Nicholas Hytner played it decidedly cool at his Press announcement yesterday — until, as he says, he "went off on one" about the "phenomenal situation" of the London theatre selling twenty-two million tickets a year, his admiration for the new generation of producers and spaces popping up all over the capital, and what he perceives as the growing appetite for theatre all over the country.
He reckons it's about time we all moved on in the way we talk about audiences. They're all just audiences. He says you get an elderly audience for an Alan Bennett matinee, but some of those guys are mixing it up with the hipsters in The Shed, as well. "There isn't one audience at the National Theatre. There are many audiences."
And he almost asphyxiated himself with enthusiasm for Michaela Coel's Chewing Gum Dreams in The Shed, and the venue that spawned it, the Yard Theatre in Hackney, which has a "fantastic atmosphere and bar" and has spawned, within six months of opening, a chic new pizza joint right across the road. Great: new play with an anchovy topping to go, please.
He praised Jez Bond's cosy Park Theatre, too, as he announced a transfer to The Shed in May for David Henry Hwang's Yellow Face, again directed by Alex Sims. That precedes Polly Stenham's new piece — her NT debut -- Hotel, directed in The Shed by Maria Aberg. This marks a surprising break for Stenham from the Royal Court, which should surely be holding on to her as the star graduate of the Young Writers Programme, and from her reputation-building director, Jeremy Herrin.
Of course, Hytner said, the regional theatre needs special attention. But just look at what's happening in Sheffield, Bristol, Manchester, Liverpool with the new Everyman, he proclaimed, adopting a totally different line from the doom and despair in his attacks on government cuts alongside Danny Boyle and the rest of his colleagues a year or so ago.
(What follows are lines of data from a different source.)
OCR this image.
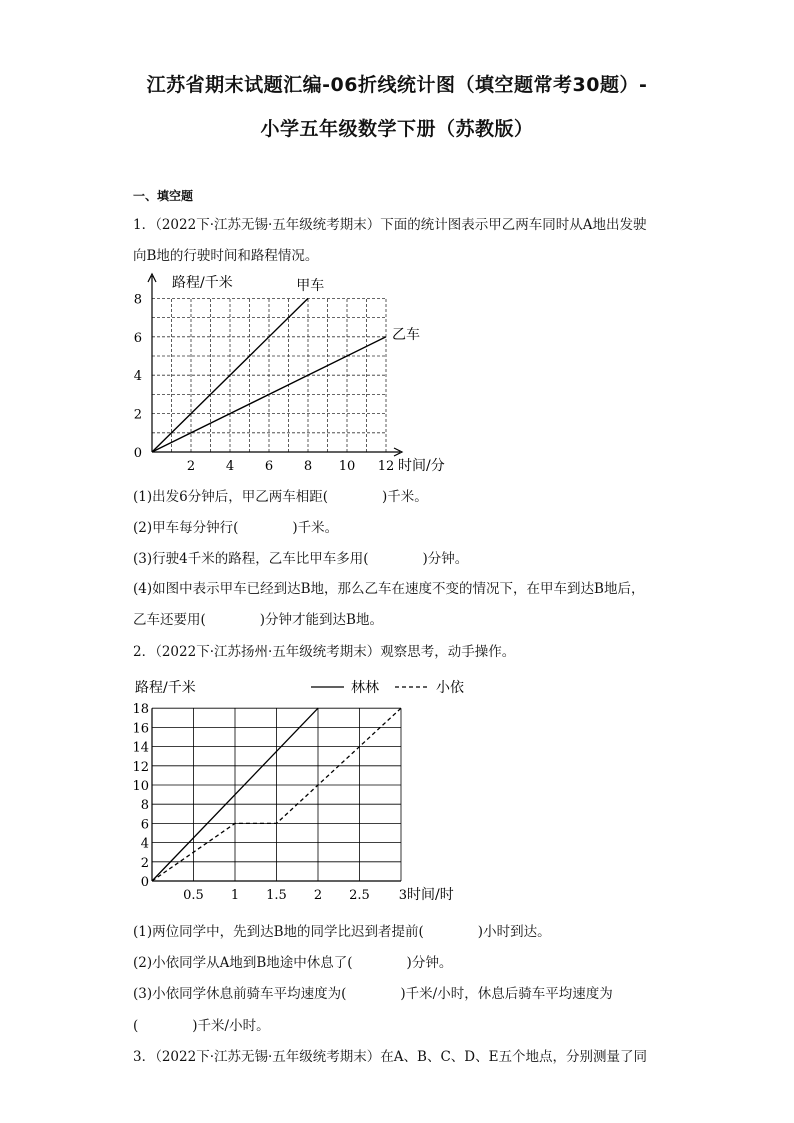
江苏省期末试题汇编-06折线统计图（填空题常考30题）-
小学五年级数学下册（苏教版）
一、填空题
1．（2022下·江苏无锡·五年级统考期末）下面的统计图表示甲乙两车同时从A地出发驶
向B地的行驶时间和路程情况。
2 4 6 8 10 12
2
4
6
8
0
路程/千米
时间/分
甲车
乙车
(1)出发6分钟后，甲乙两车相距(　　　　)千米。
(2)甲车每分钟行(　　　　)千米。
(3)行驶4千米的路程，乙车比甲车多用(　　　　)分钟。
(4)如图中表示甲车已经到达B地，那么乙车在速度不变的情况下，在甲车到达B地后，
乙车还要用(　　　　)分钟才能到达B地。
2．（2022下·江苏扬州·五年级统考期末）观察思考，动手操作。
0.5 1 1.5 2 2.5 3
2
4
6
8
10
12
14
16
18
0
路程/千米
时间/时
林林	小依
(1)两位同学中，先到达B地的同学比迟到者提前(　　　　)小时到达。
(2)小依同学从A地到B地途中休息了(　　　　)分钟。
(3)小依同学休息前骑车平均速度为(　　　　)千米/小时，休息后骑车平均速度为
(　　　　)千米/小时。
3．（2022下·江苏无锡·五年级统考期末）在A、B、C、D、E五个地点，分别测量了同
"The whole theatre business will continue to boom," he said, "unless measures are deliberately taken to undermine it, which they won't be, because of what's happening in London." He implied that politicians took a far more positive attitude towards the arts these days, despite the cuts, at last realising the theatre was a golden egg, even though, under their election mandate, they are giving it less financial support. He wholeheartedly welcomed the announcement of tax breaks in the budget on Wednesday.
The twelfth Travelex season will offer 100,000 tickets at £15 each, with the rest of those houses selling for £25 or £35 per ticket. And that season includes Helen McCrory — the only Judi Dench of her generation -- as Medea, Rona Munro's Scottish monarchy trilogy of plays (co-presented with the National Theatre of Scotland and the Edinburgh International Festival), the new DV8 show and David Hare's new play, Behind the Beautiful Forevers, "a remarkable rendering of a beautiful book," he said, about the slums at the end of the airport runway in Mumbai.
That play will be directed in the Olivier in November by Rufus Norris, who stood quietly at the back of the Olivier's cathedral window foyer with the NT Press team, while Hytner himself will sign off with a new Richard Bean play in the Lyttelton this summer and a long overdue new Tom Stoppard, a chamber play, in the new Dorfman (the refurbished Cottesloe) in January.
He reckoned that he'd already said his big farewell with the 50th anniversary gala last October — he sure did -- and that the Bean and Stoppard plays would be just a couple of "little echoes" of that.
He also paid a touchingly heartfelt tribute to Ralph Fiennes who, he said, has been a constant support during his tenure, even though he's only appeared in two plays, The Talking Cure by Christopher Hampton and Sophocles' Oedipus. His return as John Tanner in Simon Godwin's revival of Shaw's mighty Man and Superman will be a Lyttelton highlight next February.
So will the return of Cillian Murphy this September, alongside Mikel Murfi and Stephen Rea, great actors both, in Enda Walsh's Ballyturk. Hytner rightly highlighted Murphy's astonishing performance in Walsh's Misterman three years ago, a tour de force of total genius that was insufficiently regarded in the reviews, and the awards, I felt.
He side-stepped an awkward question — not posed by me, for a change -- about the Arts Council justifying their dwindling support for the regions by sending the NT out on tour as a substitute. For beyond the few theatres Hytner mentioned, you really don't get much of an impression of startling new work or pulsating new energy in the sticks, though there are signs of stirring again in Northampton under James Dacre, and at the re-branded Nuffield under Sam Hodges. The NT still sucks in most of the good stuff.
Nobody, these days, though, says the NT sucks full stop. It's all become jolly, flush, safe, corporate-friendly and totally uncontroversial. Come back Charles Marowitz, all is forgiven! Hytner reiterated the fact that he has not been keeping a diary (unlike his predecessors Peter Hall and Richard Eyre; Trevor Nunn has said that he will eventually write a book based on memories of working with particular colleagues), but that "One day I'd love to write a book...but I will have to make it all up."